Now, I had heard of this sort of thing before. Someone had told me that there were planted audience members even on Broadway. The director or maybe the producers would hire someone to go to a show and laugh, guffaw, and slap their knee. The theory was that other, non-paid viewers would catch on to this laughter and enjoyment, giving the impression that this was actually a good show after all.

Surely that doesn't work, right? I mean, people can't possibly be that stupid. Besides, that seems wrong somehow. It was dishonest, that's what it was. Cheating, even.

And then my friend's dad did the same thing. True, he wasn't paid to do it. He wasn't trying to increase the producer's profit or the director's reviews. He felt sorry for us, even though we had brought it upon ourselves. It wasn't cheating, it was charity. I doubt it worked, because the show was just so bad. Everyone probably just thought he was crazy.

I don't do all that much at Josh's shows. I carry some equipment, I help break down the drums. But I don't sell merchandise, and I don't walk around with the email list, bullying people to sign up to receive free mp3s and tour information. However, I am very active in crowd encouragement.

Every show is different, of course, but sometimes the people need to be told when to clap. They haven't been paying attention and those jerks didn't even notice that the song was over. So I clap, and I go woo. And then they suddenly notice the woo-ing and they give the required clapping and half-hearting woo-ing. An unenthusiastic cheer is not much, but it is better than indifferent silence.

Sometimes the audience, at least part of it, is paying attention. Not only are they hearing the music, they are listening to it. They are noticing the melody, they are trying to make out the words. They might even be looking at the band! They know when to clap and woo. I still clap and woo with them, because every voice counts. In this situation, I will even woo in the middle of songs when one of the guys has a solo. Sometimes other audience members get in on it, and sometimes they don't.

And I dance, if you can call swaying and toe-tapping and head-bopping dancing. It's nothing much, but I try to be positioned towards the front. This encourages others to come up and dance. People are self-conscious about being at the front of the room, even if there are three guys on a raised platform with lights pointed at them making a ton of noise who are most certainly even more at the center of attention. By getting over myself and being in front of them, even though I'm frequently by myself, I give them confidence to come let go a little bit too. I suspect that this move has extra power because of my femaleness. Men in bars like it when girls dance, even when they're tall, goofy girls like me. They don't hit on me, they don't even talk to me, but somehow by grooving in my own awkward way, I make the party more fun.
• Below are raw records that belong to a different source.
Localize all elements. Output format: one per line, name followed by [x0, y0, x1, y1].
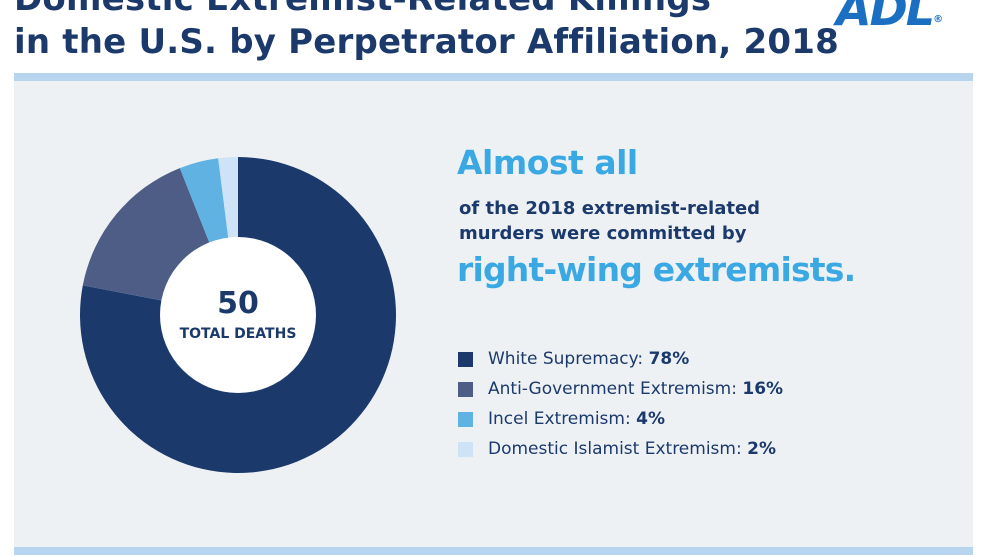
headline-right-wing: right-wing extremists.	[457, 250, 856, 289]
legend-swatch	[458, 382, 473, 397]
donut-hole	[160, 237, 316, 393]
bottom-rule	[14, 547, 973, 555]
legend-value: 4%	[636, 409, 665, 429]
legend-label: Domestic Islamist Extremism:	[488, 439, 742, 459]
headline-almost-all: Almost all	[457, 143, 638, 182]
legend-swatch	[458, 442, 473, 457]
legend-swatch	[458, 352, 473, 367]
logo-text: ADL	[836, 0, 935, 36]
legend-label: White Supremacy:	[488, 349, 644, 369]
adl-logo: ADL®	[836, 0, 943, 36]
legend-value: 2%	[747, 439, 776, 459]
total-deaths-label: TOTAL DEATHS	[180, 326, 297, 342]
top-rule	[14, 73, 973, 81]
total-deaths-value: 50	[217, 286, 259, 321]
legend-swatch	[458, 412, 473, 427]
donut-chart: 50 TOTAL DEATHS	[80, 157, 396, 473]
callout-text: of the 2018 extremist-related murders we…	[459, 196, 799, 246]
callout-text-line-2: murders were committed by	[459, 223, 747, 244]
registered-mark: ®	[933, 14, 944, 25]
chart-title-line-2: in the U.S. by Perpetrator Affiliation, …	[14, 22, 839, 62]
chart-title-line-1: Domestic Extremist-Related Killings	[14, 0, 839, 21]
legend-value: 78%	[648, 349, 690, 369]
callout-text-line-1: of the 2018 extremist-related	[459, 198, 761, 219]
legend-label: Anti-Government Extremism:	[488, 379, 737, 399]
legend-label: Incel Extremism:	[488, 409, 631, 429]
legend-value: 16%	[742, 379, 784, 399]
chart-title: Domestic Extremist-Related Killings in t…	[14, 0, 839, 64]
They come up closer to the stage, they pay more attention to the music, they do their own swaying and toe-tapping and head-bopping. When this scheme of mine works, I feel like a freaking saint. Perhaps this is setting the feminist movement back a few years. What's worse, I'm doing it out of love for a man.

It doesn't feel like cheating and it doesn't feel dishonest. I'm not paid to do it, like those Broadway guffawers, and I am genuinely enjoying the music, as opposed to my friend's poor stout-hearted and faithful father. I'm just bridging the gap between performer and audience. When no connection is made, it seems like charity, like a stubbornly optimistic cheerleader on the sidelines of a blowout. But when someone does come around, I feel like I'm helping, like I'm earning my share of the free beer. Maybe it has nothing to do with me, and those people would connect to the band anyway. It never hurts to try.